Gobi Avedian, 32, was instead given 15 years' jail and 10 strokes of the cane, the original sentence imposed on him by the High Court in 2017.
The decision on Monday turned on the change in legal position in a 2019 case - involving Nigerian Adili Chibuike Ejike - in which the apex court had ruled that the legal concepts of actual knowledge and wilful blindness were "separate and distinct".
Wilful blindness is a legal term for the mental state of a person who suspects the truth but deliberately refuses to investigate further.
Gobi was originally charged with the importation of 40.22g of heroin after he was caught with the drugs at Woodlands Checkpoint on Dec 11, 2014.
The former security guard said he turned to transporting drugs because he needed money to pay for his daughter's medical fees.
He first avoided the death penalty in 2017 after a High Court judge accepted his account that he believed he was carrying a mild form of "disco drugs" mixed with chocolate, rather than heroin.
Justice Lee Seiu Kin instead convicted Gobi on a reduced charge of attempted importation of a Class C drug, and sentenced him to 15 years' jail and 10 strokes of the cane.
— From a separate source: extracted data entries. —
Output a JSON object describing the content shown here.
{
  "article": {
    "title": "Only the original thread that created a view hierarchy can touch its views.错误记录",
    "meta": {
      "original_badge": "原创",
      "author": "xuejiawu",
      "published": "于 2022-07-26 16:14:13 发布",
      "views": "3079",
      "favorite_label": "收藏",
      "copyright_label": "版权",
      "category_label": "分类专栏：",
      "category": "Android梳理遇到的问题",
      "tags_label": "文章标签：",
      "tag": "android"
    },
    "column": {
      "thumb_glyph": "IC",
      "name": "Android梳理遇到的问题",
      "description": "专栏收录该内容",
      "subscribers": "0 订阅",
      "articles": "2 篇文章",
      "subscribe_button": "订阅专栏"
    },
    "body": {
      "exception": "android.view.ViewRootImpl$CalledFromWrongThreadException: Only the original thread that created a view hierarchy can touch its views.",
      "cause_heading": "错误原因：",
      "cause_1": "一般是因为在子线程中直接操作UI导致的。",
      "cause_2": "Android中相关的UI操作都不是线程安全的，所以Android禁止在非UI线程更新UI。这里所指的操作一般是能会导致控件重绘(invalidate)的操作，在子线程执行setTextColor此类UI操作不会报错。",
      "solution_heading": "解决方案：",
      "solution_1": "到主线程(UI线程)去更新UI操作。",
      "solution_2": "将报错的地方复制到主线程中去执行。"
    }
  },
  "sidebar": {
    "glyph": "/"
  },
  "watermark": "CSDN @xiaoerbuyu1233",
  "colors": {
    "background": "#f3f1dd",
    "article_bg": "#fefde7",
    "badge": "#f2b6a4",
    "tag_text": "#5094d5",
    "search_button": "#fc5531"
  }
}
The prosecution then appealed, pushing for the original capital charge.
In 2018, a three-judge apex court allowed the appeal and handed down the death penalty after if found that Gobi had failed to rebut the presumption of knowledge, under Section 18(1) of the Misuse of Drugs Act (MDA).
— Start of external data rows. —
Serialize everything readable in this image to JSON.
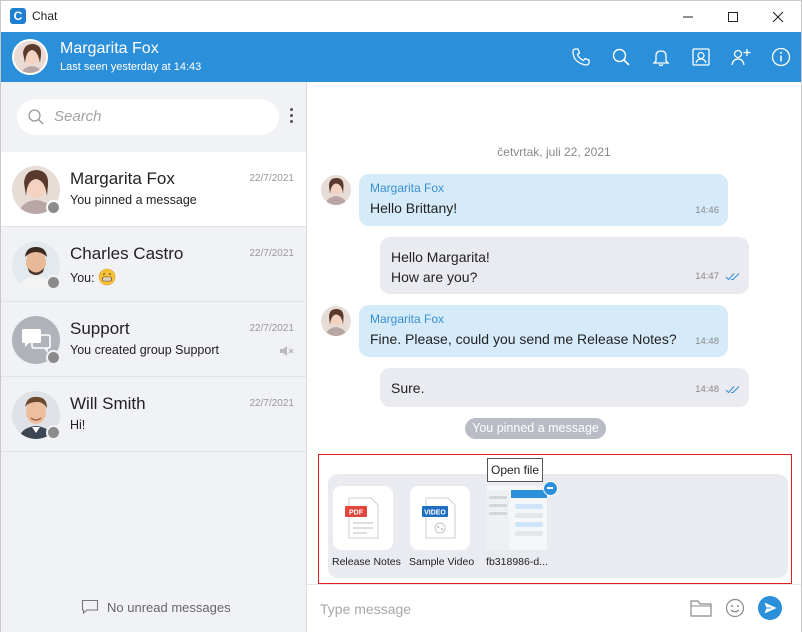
{
  "window": {
    "title": "Chat"
  },
  "header": {
    "contact_name": "Margarita Fox",
    "last_seen": "Last seen yesterday at 14:43"
  },
  "sidebar": {
    "search_placeholder": "Search",
    "conversations": [
      {
        "name": "Margarita Fox",
        "date": "22/7/2021",
        "preview": "You pinned a message"
      },
      {
        "name": "Charles Castro",
        "date": "22/7/2021",
        "preview": "You: "
      },
      {
        "name": "Support",
        "date": "22/7/2021",
        "preview": "You created group Support"
      },
      {
        "name": "Will Smith",
        "date": "22/7/2021",
        "preview": "Hi!"
      }
    ],
    "no_unread": "No unread messages"
  },
  "chat": {
    "date_separator": "četvrtak, juli 22, 2021",
    "messages": [
      {
        "sender": "Margarita Fox",
        "text": "Hello Brittany!",
        "time": "14:46"
      },
      {
        "line1": "Hello Margarita!",
        "line2": "How are you?",
        "time": "14:47"
      },
      {
        "sender": "Margarita Fox",
        "text": "Fine. Please, could you send me Release Notes?",
        "time": "14:48"
      },
      {
        "text": "Sure.",
        "time": "14:48"
      }
    ],
    "pinned_notice": "You pinned a message"
  },
  "attachments": {
    "tooltip": "Open file",
    "files": [
      {
        "name": "Release Notes",
        "badge": "PDF"
      },
      {
        "name": "Sample Video",
        "badge": "VIDEO"
      },
      {
        "name": "fb318986-d..."
      }
    ]
  },
  "composer": {
    "placeholder": "Type message"
  },
  "colors": {
    "accent": "#2b8fd9",
    "incoming_bubble": "#d6ebfa",
    "outgoing_bubble": "#e9ebf0",
    "sidebar_bg": "#f1f2f6"
  },
  "icons": [
    "app-icon",
    "minimize-icon",
    "maximize-icon",
    "close-icon",
    "phone-icon",
    "search-icon",
    "bell-icon",
    "contact-card-icon",
    "add-user-icon",
    "info-icon",
    "more-icon",
    "mute-icon",
    "chat-bubble-icon",
    "folder-icon",
    "emoji-icon",
    "send-icon"
  ]
}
In 2019, in the Adili case, the Court of Appeal held that the legal doctrine of wilful blindness is not relevant in considering whether the presumption of possession under Section 18(2) of the MDA has been rebutted.
In February 2020, Gobi filed an application for the court to review its decision in 2018 to convict him on the capital charge.
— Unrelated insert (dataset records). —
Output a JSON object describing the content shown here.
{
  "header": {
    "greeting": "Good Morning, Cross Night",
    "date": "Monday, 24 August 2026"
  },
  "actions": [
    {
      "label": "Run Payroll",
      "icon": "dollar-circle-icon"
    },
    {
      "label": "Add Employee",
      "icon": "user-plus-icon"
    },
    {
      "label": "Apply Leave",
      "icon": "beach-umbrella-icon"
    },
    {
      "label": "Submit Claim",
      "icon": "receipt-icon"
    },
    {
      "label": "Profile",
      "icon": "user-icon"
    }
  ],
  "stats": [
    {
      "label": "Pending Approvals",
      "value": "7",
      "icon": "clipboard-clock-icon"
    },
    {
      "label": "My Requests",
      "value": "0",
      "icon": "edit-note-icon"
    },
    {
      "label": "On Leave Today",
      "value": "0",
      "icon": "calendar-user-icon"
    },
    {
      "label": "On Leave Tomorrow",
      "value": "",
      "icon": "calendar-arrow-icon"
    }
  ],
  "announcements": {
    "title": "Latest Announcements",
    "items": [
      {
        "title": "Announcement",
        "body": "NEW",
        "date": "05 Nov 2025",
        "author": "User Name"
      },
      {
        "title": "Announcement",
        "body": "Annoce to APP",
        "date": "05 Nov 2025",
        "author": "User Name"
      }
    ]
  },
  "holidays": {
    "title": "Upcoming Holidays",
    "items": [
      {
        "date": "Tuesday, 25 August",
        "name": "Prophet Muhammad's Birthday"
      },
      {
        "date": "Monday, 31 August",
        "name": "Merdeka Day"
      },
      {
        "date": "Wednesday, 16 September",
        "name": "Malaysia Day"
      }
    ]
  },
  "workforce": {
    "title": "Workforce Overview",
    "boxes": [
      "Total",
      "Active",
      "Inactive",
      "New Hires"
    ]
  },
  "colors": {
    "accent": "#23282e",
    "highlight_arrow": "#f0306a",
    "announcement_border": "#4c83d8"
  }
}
His lawyer, Mr M. Ravi, questioned the correctness of that decision in the light of the subsequent decision in Adili's case.
Mr Ravi argued that the ruling in Adili's case should be extended to the presumption of knowledge of the nature of drugs he was carrying.
The lawyer argued that since the prosecution's case against Gobi at the trial was one of wilful blindness, the prosecution could not have invoked the presumption in the first place.
On Monday, the court, led by Chief Justice Sundaresh Menon, accepted that Gobi's case should be reopened.
"There are legal arguments based on the changes in the law that arose from our decision in Adili on which we may conclude that there has been a miscarriage of justice... if our decision on conviction in that appeal is reconsidered in the light of those changes in the law," said the court.
The court held that Gobi's failure to rebut the presumption of knowledge could no longer form the basis of his conviction on the capital charge.
The court also found that Gobi was not wilfully blind to the nature of the drugs.
It noted that Gobi had made certain inquiries into the nature of the drugs but was assured that the drugs were "not serious".
It set aside Gobi's conviction on the capital charge and reinstated his initial conviction by the High Court.
"On the applicant's own case, he knew that the drugs were illegal and would attract penal consequences," said the court.
The court is faced with two options: the first is to convict Gobi of attempting to import a drug that falls into a category that does not attract the death penalty; the second would be to not convict him of any amended charge at all.
"In our judgment, the former option ought to be taken, given that the applicant has, on his own defence, admitted to engaging in some form of activity that would, at the minimum, involve importing a Class C drug."